This repository explores the classification of handwritten digits (0-9) from the MNIST dataset using various machine learning algorithms and convolutional neural networks (CNNs).
The MNIST dataset consists of 70,000 grayscale images: 60,000 for training and 10,000 for testing, each with dimensions of 28x28 pixels.
The dataset is evenly distributed with approximately 5800 images per digit. Images are stored in .idx3-ubyte files, containing pixel intensities.
All image pixels are scaled to have a mean of zero and a standard deviation of 1. This normalization facilitates faster convergence during training.
- Random Forest Classifier: Achieved an accuracy of 97.01%.
- K-Nearest Neighbors Classifier: Achieved an accuracy of 96.88%.
- Support Vector Machine Classifier: Achieved an accuracy of 96.6%.
- Multi-Layer Perceptron (MLP) Classifier: Achieved an accuracy of 97.36%.
- Logistic Regression: Achieved an accuracy of 92.55%.
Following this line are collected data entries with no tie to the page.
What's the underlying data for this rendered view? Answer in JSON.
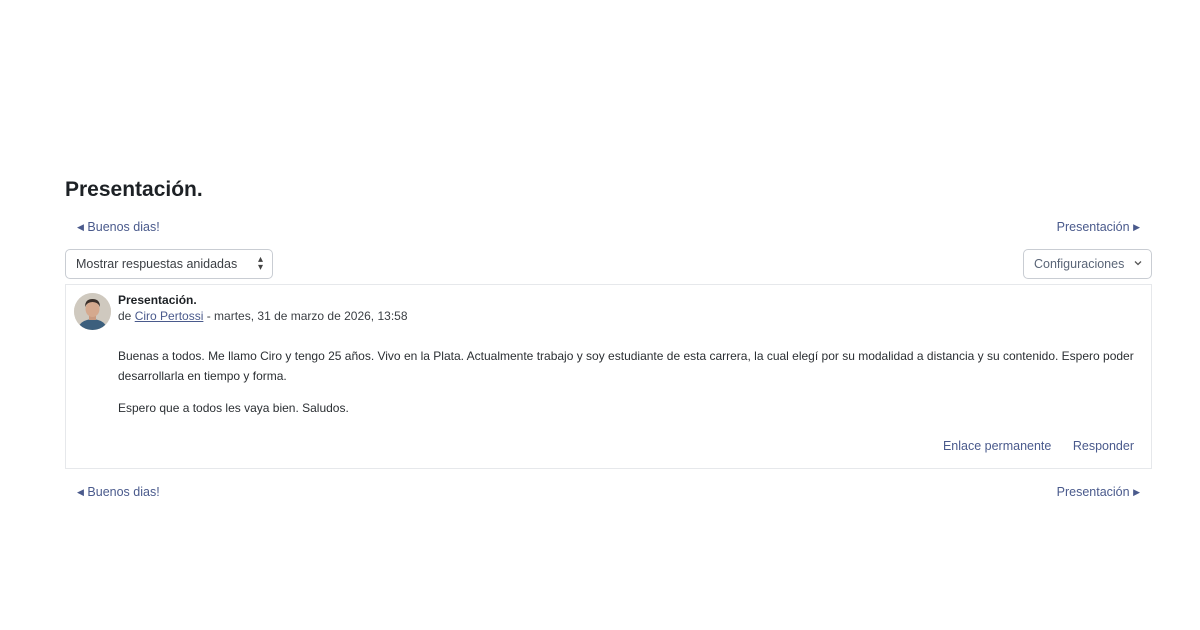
{
  "page": {
    "title": "Presentación."
  },
  "navigation": {
    "prev_label": "Buenos dias!",
    "next_label": "Presentación",
    "prev_arrow": "◀",
    "next_arrow": "▶"
  },
  "controls": {
    "display_mode_selected": "Mostrar respuestas anidadas",
    "settings_label": "Configuraciones"
  },
  "post": {
    "subject": "Presentación.",
    "by_prefix": "de",
    "author": "Ciro Pertossi",
    "date_text": " - martes, 31 de marzo de 2026, 13:58",
    "paragraphs": [
      "Buenas a todos. Me llamo Ciro y tengo 25 años. Vivo en la Plata. Actualmente trabajo y soy estudiante de esta carrera, la cual elegí por su modalidad a distancia y su contenido. Espero poder desarrollarla en tiempo y forma.",
      "Espero que a todos les vaya bien. Saludos."
    ],
    "actions": {
      "permalink_label": "Enlace permanente",
      "reply_label": "Responder"
    }
  },
  "icons": {
    "avatar": "user-avatar-photo",
    "select_caret": "sort-caret-icon",
    "settings_chevron": "chevron-down-icon"
  },
  "colors": {
    "link": "#4a5a8c",
    "border": "#c9cdd3",
    "text": "#1d2125"
  }
}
- XGBoost Classifier: Achieved an accuracy of 97.95%.
- Designed with four convolutional layers, followed by max-pooling layers and fully connected layers.
- Achieved 99.23% accuracy on the test set.
- Dropout: Used to prevent overfitting by randomly dropping neurons during training.
- Batch Normalization: Improved training speed and stability by normalizing activations.
- Data Augmentation: Increased dataset diversity and generalization by applying transformations like rotation, scaling, and flipping. Boosted accuracy to 99.9% when applied to the CNN.
Model | Accuracy (%) |
---|---|
RandomForestClassifier | 97.01 |
KNeighborsClassifier | 96.88 |
SupportVectorMachine | 96.6 |
MultiLayerPerceptron | 97.36 |
LogisticRegression | 92.55 |
XgboostClassifier | 97.95 |
CNN | 99.23 |
CNN with Data Augmentation | 99.9 |
This project demonstrates the effectiveness of CNNs and traditional machine learning models in digit recognition tasks using the MNIST dataset. Through careful preprocessing, model selection, and optimization techniques, significant accuracies were achieved across different methodologies.